There were also plenty of killer accessories: carpet bags bedecked with silver charms, pearl-strung belts with cameos at the center featuring cherubic faces lifted from vintage Bulgarian postcards, and some fabulous stompers inspired by Victorian-era carriage boots, featuring tussocks of faux fur restrained by black ribbon bows running up to the knee. And to top it all off, the designers used this season’s lookbook as an opportunity to launch a new intimates line, Chopova Lowena Feelings: tees, bras, and knickers in eye-popping colors emblazoned with cheeky mini-poems and cartoonish faces and animals.
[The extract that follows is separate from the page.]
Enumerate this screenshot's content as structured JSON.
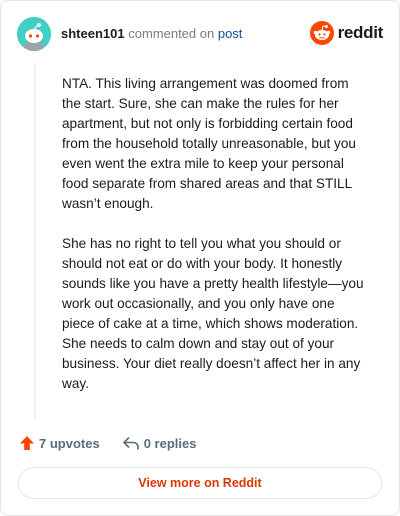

Their reason for doing so were simple: “We both don’t like any underwear,” said Chopova, laughing. “So this felt like a necessity.” With the pieces’ more accessible price point, it also feels like a savvy commercial move, opening up their world to a different customer without compromising on their renegade creative instincts.
A few minutes after the doors of the Crafts Council opened, the room was already booming with the cacophony of carabiner skirts rustling (the brand’s loyal acolytes had arrived en masse, dressed in head-to-toe looks), editors cooing over the breathtaking intricacies of the clothes, and venturing onto the miniature crazy golf course that snaked through the center of the room. Chopova and Lowena proved they don’t need a runway show to create a real London fashion week moment. In the golfing world, I believe they’d call that a hole in one.